Despite uncertainty, the primary test of the patterning hypothesis for equatorial waves was met. The phase lead observed by Straub & Wheeler (2002) is essentially what is called for by the patterning time derived from the semidiurnal tide. This, in turn, implies quite a lot about both tropical waves and convection: namely, convection is triggered and waves are forced by the resulting ‘effective cumulus heating.’ In addition, it was easy, within the context of classical wave theory to simulate both the observed distribution of equivalent depths and the relatively complex observed vertical structure.
In summary: 1. Using the semidiurnal tide as an example of patterning, one gets an estimate for the time scale for patterning. This time scale is longer than the time scales characteristic of convective elements. It is more likely appropriate for squalls which organize most convection. (Note that, for simplicity, we have taken the adjustment rate to be independent of the spatial scale of the perturbation. More to the point, we don’t know what influence such spatial scales should have.)
2. Patterning requires only a consistent phase in the trade wind boundary layer. This talk has simply shown that phase varies substantially with equivalent depth, hovering around acceptable phases for the observed equivalent depths -- especially when small heating from cumulus congestus is included. This serves to preferentially select these equivalent depths over other equivalent depths which don't present consistent phases. However, given the uncertainty as to how triggering is actually to be formulated, this remains speculative.

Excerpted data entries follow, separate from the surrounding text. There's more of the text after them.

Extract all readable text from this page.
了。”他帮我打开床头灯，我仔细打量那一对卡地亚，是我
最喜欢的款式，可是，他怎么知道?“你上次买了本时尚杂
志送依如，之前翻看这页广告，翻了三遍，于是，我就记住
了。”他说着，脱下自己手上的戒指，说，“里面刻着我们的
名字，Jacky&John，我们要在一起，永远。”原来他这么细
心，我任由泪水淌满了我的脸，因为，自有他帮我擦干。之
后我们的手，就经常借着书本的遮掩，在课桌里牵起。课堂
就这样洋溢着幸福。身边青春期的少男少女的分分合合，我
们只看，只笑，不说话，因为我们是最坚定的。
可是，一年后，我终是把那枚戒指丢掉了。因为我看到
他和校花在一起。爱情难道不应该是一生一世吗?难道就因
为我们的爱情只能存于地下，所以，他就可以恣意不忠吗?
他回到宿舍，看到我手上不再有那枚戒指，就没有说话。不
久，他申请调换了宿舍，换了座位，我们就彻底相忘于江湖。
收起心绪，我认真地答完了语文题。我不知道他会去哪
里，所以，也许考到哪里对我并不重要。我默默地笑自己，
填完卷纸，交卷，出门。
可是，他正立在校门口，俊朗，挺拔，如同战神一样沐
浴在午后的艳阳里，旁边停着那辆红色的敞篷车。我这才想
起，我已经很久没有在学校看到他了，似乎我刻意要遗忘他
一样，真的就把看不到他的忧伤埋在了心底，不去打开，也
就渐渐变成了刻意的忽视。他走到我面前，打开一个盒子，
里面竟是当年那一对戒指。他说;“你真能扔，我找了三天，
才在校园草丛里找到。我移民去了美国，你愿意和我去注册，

3. While the precise calculated phase should indeed depend on aspects of the physics that were treated casually at best, the observed phase lead for tropical waves is, indeed, what is implied by the tidal estimate for patterning time. Note that the fact that the congestus clouds may play an important role in the cumulonimbus response to dynamic triggering, and that the inclusion of congestus heating is important (in the present formulation) in order to achieve consistency in phase between triggering and cumulus heating at the observed equivalent depth suggests that the interaction of waves and convection may be more subtle than anticipated.